Federally-funded projects must be placed on the regional Transportation Improvement Program (TIP) by votes of City Council and the regional MPO. After taking office in District 2 I've had to accomplish that twice after the project stalled under my predecessor Roxanna Meyers and deadlines passed. NMDOT is tasked by the Feds with administering the grant and must approve City's administrative milestones having to do with right-of-way acquisitions, utility relocations, final design, etc. NMDOT's process has been remarkably slow and difficult to work with, even for the City's capable project manager Debbie Bauman, who deserves a medal for her efforts.
By the conclusion of the term of Mayor Berry's administration, Ms.

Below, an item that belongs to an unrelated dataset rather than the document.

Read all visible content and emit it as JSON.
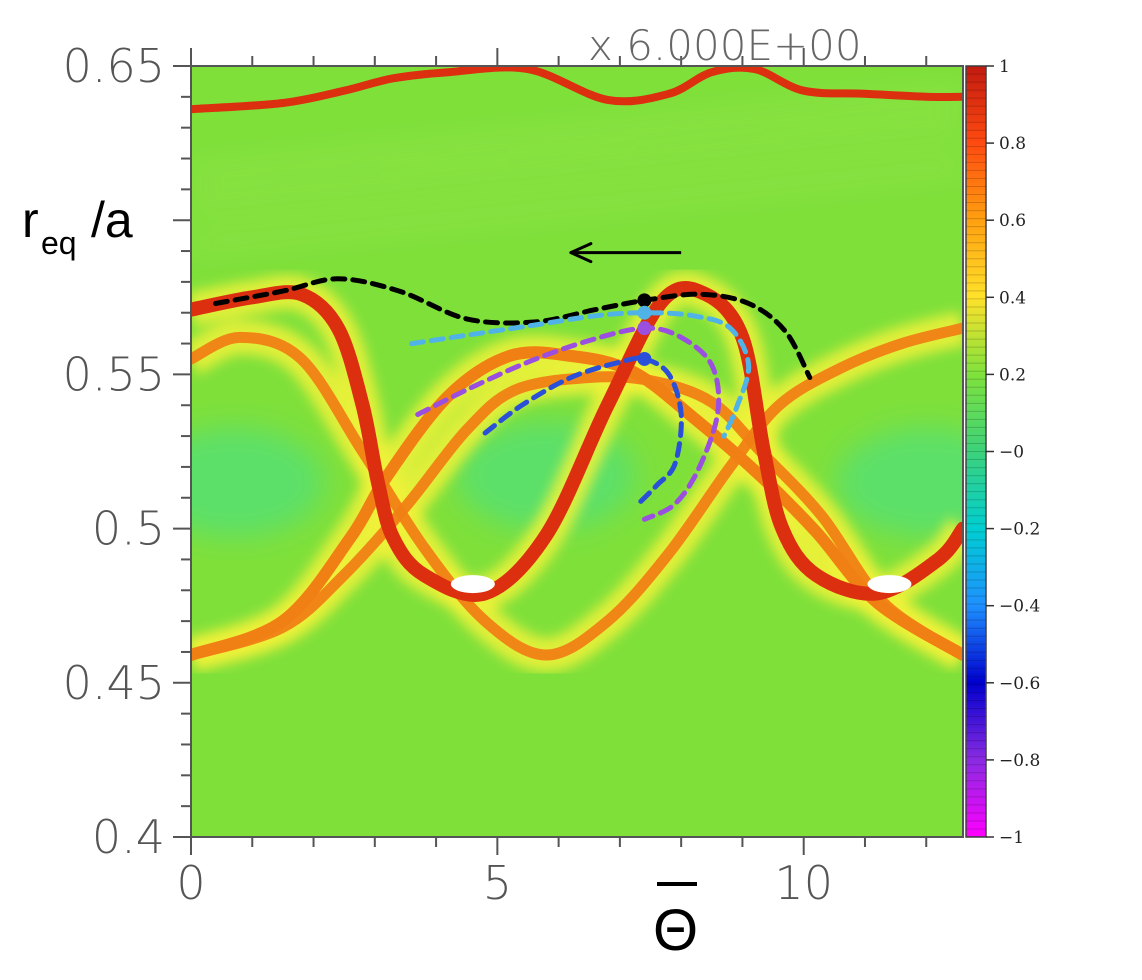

Bauman had accomplished all the necessary purchases of right-of-way. The final agreement for construction between City and NMDOT was left on Mayor Keller's desk for signature. It was signed in March of this year as another NMDOT deadline loomed - a major milestone. The NMDOT continues to move slowly with a few remaining approvals to allow us to put it out for bids.
Over the years, my office has several times reported the Administration's "estimated" schedules for bidding and construction, which as we know have not come to pass. Thus I am reluctant to suggest when construction will begin. However, we are now told that "this Fall the Water Authority will initiate a utility improvement project at the intersection, and following the completion of that project the roundabout will be put out to bid, with construction to projected begin in Spring of 2019." If you wish to complain about the slow pace of the project, I suggest you write Governor Martinez, State Transportation Secretary Tom Church, and your state legislators.